Life was a lot different for Edith when she got to Kidder. First, she had never seen so much open land. The horizon went on forever. They lived with Cy’s parents at first and she said nobody in the family liked her (especially her mother in law) because of her “big city ways.” They were stoic devout Lutherans believing in no dancing... and no fun as it seemed to Edith. When Edith got pregnant she told Cy, “I will not have this baby in your mother’s house.” So they rented an apartment upstairs from Cyrus’ aunt.

When Edith was pregnant with her second child her mother-in-law came over and the two of them got into a huge spat. Edith was so angry she threw a pie in her mother-in-law’s face. Her mother in law left her apartment, dripping with pie and shocked. On Monday, Edith refused to go to her in-law’s house to eat. Her mother in law came over to get her and they patched things up and were good friends after that.
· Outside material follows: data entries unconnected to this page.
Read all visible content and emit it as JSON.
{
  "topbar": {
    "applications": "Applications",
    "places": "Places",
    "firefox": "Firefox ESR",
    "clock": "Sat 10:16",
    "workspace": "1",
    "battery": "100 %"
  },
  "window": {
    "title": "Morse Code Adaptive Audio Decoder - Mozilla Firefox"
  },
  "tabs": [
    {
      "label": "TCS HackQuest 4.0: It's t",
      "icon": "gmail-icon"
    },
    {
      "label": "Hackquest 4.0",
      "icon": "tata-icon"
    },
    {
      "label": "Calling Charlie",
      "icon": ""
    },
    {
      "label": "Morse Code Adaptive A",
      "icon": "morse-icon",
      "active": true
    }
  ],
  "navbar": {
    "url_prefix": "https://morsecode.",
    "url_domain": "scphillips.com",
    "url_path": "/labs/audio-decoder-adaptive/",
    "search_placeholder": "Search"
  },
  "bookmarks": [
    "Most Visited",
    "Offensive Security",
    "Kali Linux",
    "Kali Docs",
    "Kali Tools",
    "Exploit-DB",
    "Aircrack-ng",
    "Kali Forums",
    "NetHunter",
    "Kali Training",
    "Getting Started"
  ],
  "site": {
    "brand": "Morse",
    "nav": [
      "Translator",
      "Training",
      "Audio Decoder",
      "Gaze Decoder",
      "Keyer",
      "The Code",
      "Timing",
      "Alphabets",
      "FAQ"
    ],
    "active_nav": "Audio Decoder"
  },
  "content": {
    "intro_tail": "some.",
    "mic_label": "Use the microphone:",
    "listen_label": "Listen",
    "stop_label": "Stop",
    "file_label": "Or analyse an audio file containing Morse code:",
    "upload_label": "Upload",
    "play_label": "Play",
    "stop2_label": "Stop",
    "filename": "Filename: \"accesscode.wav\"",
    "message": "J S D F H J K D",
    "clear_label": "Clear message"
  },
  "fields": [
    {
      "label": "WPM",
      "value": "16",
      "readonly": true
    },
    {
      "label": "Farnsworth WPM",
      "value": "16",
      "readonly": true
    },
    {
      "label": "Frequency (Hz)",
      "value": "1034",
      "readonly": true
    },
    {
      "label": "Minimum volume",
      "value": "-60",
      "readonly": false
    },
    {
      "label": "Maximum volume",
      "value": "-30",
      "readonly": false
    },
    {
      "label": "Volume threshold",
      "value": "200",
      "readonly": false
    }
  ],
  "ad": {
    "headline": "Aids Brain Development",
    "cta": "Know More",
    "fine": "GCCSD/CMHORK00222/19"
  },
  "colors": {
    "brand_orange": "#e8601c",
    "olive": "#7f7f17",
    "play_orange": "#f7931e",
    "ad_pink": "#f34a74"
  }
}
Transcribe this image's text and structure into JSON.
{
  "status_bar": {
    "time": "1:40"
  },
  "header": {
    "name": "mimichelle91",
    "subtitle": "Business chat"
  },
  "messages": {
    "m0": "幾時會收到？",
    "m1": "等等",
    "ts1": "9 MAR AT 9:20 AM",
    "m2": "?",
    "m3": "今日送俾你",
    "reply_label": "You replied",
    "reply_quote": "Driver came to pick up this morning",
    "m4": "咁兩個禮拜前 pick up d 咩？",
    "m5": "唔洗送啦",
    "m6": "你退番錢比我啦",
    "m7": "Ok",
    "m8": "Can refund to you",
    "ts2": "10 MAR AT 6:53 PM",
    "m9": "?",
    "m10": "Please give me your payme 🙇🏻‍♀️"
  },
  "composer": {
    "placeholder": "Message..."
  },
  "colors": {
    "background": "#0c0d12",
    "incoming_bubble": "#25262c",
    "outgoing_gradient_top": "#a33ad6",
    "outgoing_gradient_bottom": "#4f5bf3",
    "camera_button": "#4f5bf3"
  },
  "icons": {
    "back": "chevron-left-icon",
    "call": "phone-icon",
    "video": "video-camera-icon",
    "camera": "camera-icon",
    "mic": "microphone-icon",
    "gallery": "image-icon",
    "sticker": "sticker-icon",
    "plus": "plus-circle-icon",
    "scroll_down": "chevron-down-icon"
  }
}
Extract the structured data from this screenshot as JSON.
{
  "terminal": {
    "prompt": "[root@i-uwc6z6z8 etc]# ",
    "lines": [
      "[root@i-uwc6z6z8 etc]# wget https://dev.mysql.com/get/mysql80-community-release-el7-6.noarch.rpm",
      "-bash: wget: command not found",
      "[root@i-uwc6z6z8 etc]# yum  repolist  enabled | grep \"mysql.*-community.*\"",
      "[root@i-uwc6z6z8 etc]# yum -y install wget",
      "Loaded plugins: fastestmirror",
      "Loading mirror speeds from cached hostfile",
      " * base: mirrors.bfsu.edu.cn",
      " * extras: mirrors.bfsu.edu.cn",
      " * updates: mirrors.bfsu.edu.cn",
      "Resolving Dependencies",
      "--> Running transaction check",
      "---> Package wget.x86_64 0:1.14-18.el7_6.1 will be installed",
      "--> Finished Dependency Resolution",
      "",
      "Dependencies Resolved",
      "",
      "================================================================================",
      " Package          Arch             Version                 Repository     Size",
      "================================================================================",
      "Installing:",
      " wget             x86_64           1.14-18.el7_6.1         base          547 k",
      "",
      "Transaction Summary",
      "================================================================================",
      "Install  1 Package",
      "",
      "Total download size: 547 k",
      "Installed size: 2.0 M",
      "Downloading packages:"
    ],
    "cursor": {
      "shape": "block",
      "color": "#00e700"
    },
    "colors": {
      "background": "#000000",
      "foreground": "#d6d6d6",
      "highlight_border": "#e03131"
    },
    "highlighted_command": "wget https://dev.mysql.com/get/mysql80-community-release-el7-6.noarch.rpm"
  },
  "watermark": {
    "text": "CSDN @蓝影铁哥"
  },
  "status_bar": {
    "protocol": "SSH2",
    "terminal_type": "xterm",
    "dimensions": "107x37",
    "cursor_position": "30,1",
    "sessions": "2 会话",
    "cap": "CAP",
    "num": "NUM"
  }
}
Adapting and changing to an entirely different environment was not easy for Edith. She wanted something different for their young family so she encouraged Cyrus to go college in Aberdeen, S.D., where they lived in married student housing on the GI Bill. Cyrus eventually became a much beloved high school teacher and counselor, eventually retiring from Pelican Rapids Minnesota. Edith went on to get a teaching and library science degree of her own. The couple had four sons, one of which this author married. The couple was married for 56 years before Cyrus passed away. Edith learned to adapt to life in the Midwest and to the people, changing her culture from big city girl to small town. “In a big city” she said, “you had to learn to get along with others.” Edith is now 96 and lives at Riverview Place in Fargo. One of her future goals is to make it to 100.